‘Number Two,’ the current exhibition for the second-year MFA students, is peppered with a variety of media and referential vocabulary. Multiple formats of presentation are employed, as well, giving the viewer a thorny task in understanding the dialogues that the artists have entered.
There appears to be, however, a slight and subtle agreement among a few of the works against today’s all-too-popular theme of aesthetic minimalism and theoretical density. Laurel Frank’s ‘Column for a Low Ceiling’ is comprised of several life-size paper skulls, lovingly crafted from yellow receipts and glossy images of bodies of water, and is a refreshing return to visual complexity.
Morgan Wells’s piece, in addition, seems to be poking fun at the conceit of minimal, architecture-based work by forcing a large circular sculpture, ‘In One Hole, Out the Other’ into a utilitarian role: the structure plays host to several smaller, flat works (many of which are, like the work of Frank, visually rich and colorful), which are hung on two of the structure’s sides.
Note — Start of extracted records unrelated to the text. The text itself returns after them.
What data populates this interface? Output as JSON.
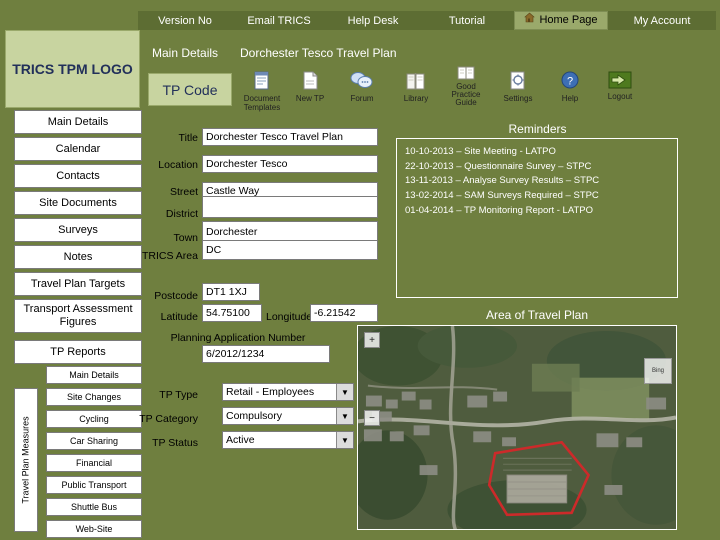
{
  "nav": {
    "tabs": [
      {
        "label": "Version No",
        "name": "tab-version-no"
      },
      {
        "label": "Email TRICS",
        "name": "tab-email-trics"
      },
      {
        "label": "Help Desk",
        "name": "tab-help-desk"
      },
      {
        "label": "Tutorial",
        "name": "tab-tutorial"
      },
      {
        "label": "Home Page",
        "name": "tab-home-page",
        "icon": "home-icon"
      },
      {
        "label": "My Account",
        "name": "tab-my-account"
      }
    ]
  },
  "logo": {
    "text": "TRICS TPM LOGO"
  },
  "header": {
    "section": "Main Details",
    "plan_name": "Dorchester Tesco Travel Plan",
    "tp_code_label": "TP Code"
  },
  "toolbar": [
    {
      "label": "Document Templates",
      "icon": "document-icon"
    },
    {
      "label": "New TP",
      "icon": "new-page-icon"
    },
    {
      "label": "Forum",
      "icon": "forum-icon"
    },
    {
      "label": "Library",
      "icon": "library-icon"
    },
    {
      "label": "Good Practice Guide",
      "icon": "guide-icon"
    },
    {
      "label": "Settings",
      "icon": "settings-icon"
    },
    {
      "label": "Help",
      "icon": "help-icon"
    },
    {
      "label": "Logout",
      "icon": "logout-icon"
    }
  ],
  "sidebar": {
    "items": [
      {
        "label": "Main Details",
        "name": "sidebar-item-main-details"
      },
      {
        "label": "Calendar",
        "name": "sidebar-item-calendar"
      },
      {
        "label": "Contacts",
        "name": "sidebar-item-contacts"
      },
      {
        "label": "Site Documents",
        "name": "sidebar-item-site-documents"
      },
      {
        "label": "Surveys",
        "name": "sidebar-item-surveys"
      },
      {
        "label": "Notes",
        "name": "sidebar-item-notes"
      },
      {
        "label": "Travel Plan Targets",
        "name": "sidebar-item-travel-plan-targets"
      },
      {
        "label": "Transport Assessment Figures",
        "name": "sidebar-item-transport-assessment-figures"
      },
      {
        "label": "TP Reports",
        "name": "sidebar-item-tp-reports"
      }
    ],
    "measures_label": "Travel Plan Measures",
    "measures": [
      {
        "label": "Main Details",
        "name": "measure-main-details"
      },
      {
        "label": "Site Changes",
        "name": "measure-site-changes"
      },
      {
        "label": "Cycling",
        "name": "measure-cycling"
      },
      {
        "label": "Car Sharing",
        "name": "measure-car-sharing"
      },
      {
        "label": "Financial",
        "name": "measure-financial"
      },
      {
        "label": "Public Transport",
        "name": "measure-public-transport"
      },
      {
        "label": "Shuttle Bus",
        "name": "measure-shuttle-bus"
      },
      {
        "label": "Web-Site",
        "name": "measure-web-site"
      }
    ]
  },
  "form": {
    "title": {
      "label": "Title",
      "value": "Dorchester Tesco Travel Plan"
    },
    "location": {
      "label": "Location",
      "value": "Dorchester Tesco"
    },
    "street": {
      "label": "Street",
      "value": "Castle Way"
    },
    "district": {
      "label": "District",
      "value": ""
    },
    "town": {
      "label": "Town",
      "value": "Dorchester"
    },
    "trics_area": {
      "label": "TRICS Area",
      "value": "DC"
    },
    "postcode": {
      "label": "Postcode",
      "value": "DT1 1XJ"
    },
    "latitude": {
      "label": "Latitude",
      "value": "54.75100"
    },
    "longitude": {
      "label": "Longitude",
      "value": "-6.21542"
    },
    "planning_application": {
      "label": "Planning Application Number",
      "value": "6/2012/1234"
    },
    "tp_type": {
      "label": "TP Type",
      "value": "Retail - Employees"
    },
    "tp_category": {
      "label": "TP Category",
      "value": "Compulsory"
    },
    "tp_status": {
      "label": "TP Status",
      "value": "Active"
    }
  },
  "reminders": {
    "title": "Reminders",
    "items": [
      "10-10-2013 – Site Meeting - LATPO",
      "22-10-2013 – Questionnaire Survey – STPC",
      "13-11-2013 – Analyse Survey Results – STPC",
      "13-02-2014 – SAM Surveys Required – STPC",
      "01-04-2014 – TP Monitoring Report - LATPO"
    ]
  },
  "map": {
    "title": "Area of Travel Plan",
    "zoom_in": "+",
    "zoom_out": "−",
    "logo_text": "Bing",
    "attribution": ""
  },
  "colors": {
    "background": "#6f7f3f",
    "tab": "#5d6d33",
    "panel": "#c8d4a0",
    "outline": "#cc2a2a"
  }
}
There are also, of course, sexual and bodily connotations of ‘holes’ (both in the structure and in the title) to be considered, especially when directly contrasted with the flat planes of the rest of the work.
Dong Hoon Jun’s series of photographs, ‘Pull,’ ‘Push,’ ‘Float’ and ‘Climb,’ also seems to be coming to grips with various conceits, including architecture, labor and subjecthood. In them, a man (presumably) in jeans and sneakers interacts with various barriers, including walls, ceilings and elevators. His legs stick out of the ceiling of a classroom, or he pushes, faceless, against a sturdy wall. These photographs present an interesting interplay of straight lines and angles, person and place, perpendicular and parallel, especially when the straight lines of his frames are brought into consideration.
Marcus Civin’s piece in the Room Gallery appears to be a three-dimensional paper-and-pencil rubbing of a wooden palette (the kind used to move large, heavy objects with a forklift or palette mover). Fine pencil lines, combined with the airy, blank whiteness peeking out from within the structure and tiny details like drawn nail heads, work together to undermine the heavy structure of the original object. This relationship is especially evident because of the work’s inclusion of an actual palette mover, whose forks pierce through the indicated negative space on the paper structure in a way that is both violent and intimate, and a relevant comment on the juncture of flat lines and objecthood.
One of the most attention-grabbing works in the show is a series of paintings by Grant Vetter. Rich, saturated tones of crimson, beige and purple are thickly layered on several canvases of various sizes. Their shiny, lush surfaces invite touch, exemplified by the obvious ‘do not touch’ signs with every canvas. These signs, accompanied by lines on the floor to delineate acceptable closeness of viewers, are themselves a valid note on the relationship between a viewer and an artwork. Whether this comment was intentional or not is irrelevant.
‘Number Two’ will be open in the University Art Gallery and Room Gallery through March 7.